Sous la férule

Rarement un film, version courte, version longue, aura été primé deux fois au Festival de Sundance. C’est le cas du merveilleux Whiplash de l’Américain Damien Chazelle. Le long métrage y récoltait cette année le Grand Prix du jury et le Prix du public, alors que le court métrage dont il est tiré remportait le Prix du jury dans sa section en 2013. Ajoutons qu’il fut ovationné à la Quinzaine des réalisateurs de Cannes. Le voici lancé !
Avec une grande tension psychologique, ce film d’initiation à la dure est une oeuvre sur le pouvoir et la manipulation, mais aussi sur les voies mystérieuses qui permettent l’éclosion d’un talent, au besoin sous le fouet d’un tyran. On pense à Black Swan d’Aronofsky et, en mode mineur, au Boychoir de François Girard, qui roulent sur des thèmes analogues.
Ajoutez un excellent duo d’acteurs, dominé par la partition de J. K. Simmons, admiré dans Juno, pour une fois vraiment bien mis en lumière. Le crâne rasé, avec la même énergie virile, il ressemble, en moins monolithique, à Bruce Willis. Le troisième personnage-clé est la musique de jazz elle-même, surtout la percussion, formidable.
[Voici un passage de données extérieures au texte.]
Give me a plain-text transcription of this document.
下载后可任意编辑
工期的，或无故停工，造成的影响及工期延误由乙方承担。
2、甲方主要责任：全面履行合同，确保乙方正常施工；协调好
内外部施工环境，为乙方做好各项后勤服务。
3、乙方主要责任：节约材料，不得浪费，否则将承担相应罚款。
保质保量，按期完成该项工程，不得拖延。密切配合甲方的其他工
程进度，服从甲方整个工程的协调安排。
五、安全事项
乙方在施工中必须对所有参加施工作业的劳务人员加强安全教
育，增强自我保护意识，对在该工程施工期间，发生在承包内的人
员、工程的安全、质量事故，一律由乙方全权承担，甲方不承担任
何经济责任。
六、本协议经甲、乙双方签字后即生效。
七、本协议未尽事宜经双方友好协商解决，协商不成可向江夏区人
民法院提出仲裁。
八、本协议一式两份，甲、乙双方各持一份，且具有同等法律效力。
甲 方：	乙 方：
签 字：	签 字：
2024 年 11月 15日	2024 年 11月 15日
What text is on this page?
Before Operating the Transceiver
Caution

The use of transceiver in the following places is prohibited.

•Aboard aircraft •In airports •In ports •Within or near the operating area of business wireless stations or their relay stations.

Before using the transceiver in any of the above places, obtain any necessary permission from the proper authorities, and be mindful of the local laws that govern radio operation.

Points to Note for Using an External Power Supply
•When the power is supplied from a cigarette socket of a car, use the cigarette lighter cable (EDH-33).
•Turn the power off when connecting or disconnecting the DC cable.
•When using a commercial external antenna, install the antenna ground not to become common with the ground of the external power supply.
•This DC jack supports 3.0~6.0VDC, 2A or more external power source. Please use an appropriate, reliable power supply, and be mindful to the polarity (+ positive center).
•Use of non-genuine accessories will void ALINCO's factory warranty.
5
Chazelle, qui a un passé de batteur et qui livre ici une oeuvre autobiographique, possédait comme ses deux interprètes principaux de solides connaissances musicales, d’où l’impression d’entrer en jazz avec des pros. En prime : ce côté quasi documentaire tissé de vérité.
Miles Teller incarne, entre fougue, délire et sensibilité, le jeune batteur aussi doué que pas trop sûr de lui, mais assoiffé de reconnaissance. Sa pratique l’accapare tellement — ses doigts en saignent — que ni ses amis, ni son père (Paul Reiser, figure tutélaire remplie de bonnes intentions), ni sa copine trop négligée (Melissa Benoist, placée pour la romance, trop vite écartée) ne peuvent le détourner de son obsession artistique : celle d’égaler ou de dépasser le fameux Buddy Rich. Mais le musicien trouvera son maître, comme on dit.
Dans le fictif Manhattan’s Shaffer Conservatory of Music règne le despotique chef d’orchestre de jazz. Et le chapelet d’insanités, d’injures racistes, sexistes, vulgaires autant qu’arbitraires répandues sur les musiciens humiliés sans répit, ou carrément assaillis physiquement, transforme son cours en porte pour l’enfer. Dans ce film indépendant, au petit budget, le cinéaste capte ses images au rythme du jazz, avec un vrai style : caméra mobile courtisant des gros plans traumatiques, coupes rapides, éclairages à la fois chauds et inquiétants, qui nous entraînent dans la frénésie et la névrose du jeune personnage. Chazelle refuse l’appui de scènes faciles, accentuant au contraire la violence et l’injustice d’un apprentissage destiné à casser les meilleurs musiciens pour les entraîner au-delà d’eux-mêmes, et pour assouvir les instincts sadiques du maître avec dommages collatéraux : le suicide d’un ancien élève qui lui coûtera cher.
Hélas, le rebondissement final, arrivé trop vite, en pirouette, tiré par les cheveux, n’arrive guère à conclure son thriller psychologique comme il l’eût mérité. Ce jeune cinéaste pétri de talent aura pourtant démontré tout du long une habileté à créer et à maintenir une tension, avec deux interprètes en grande forme, pour le grand bonheur des amateurs de jazz aussi, que le compositeur Justin Hurwitz a comblés.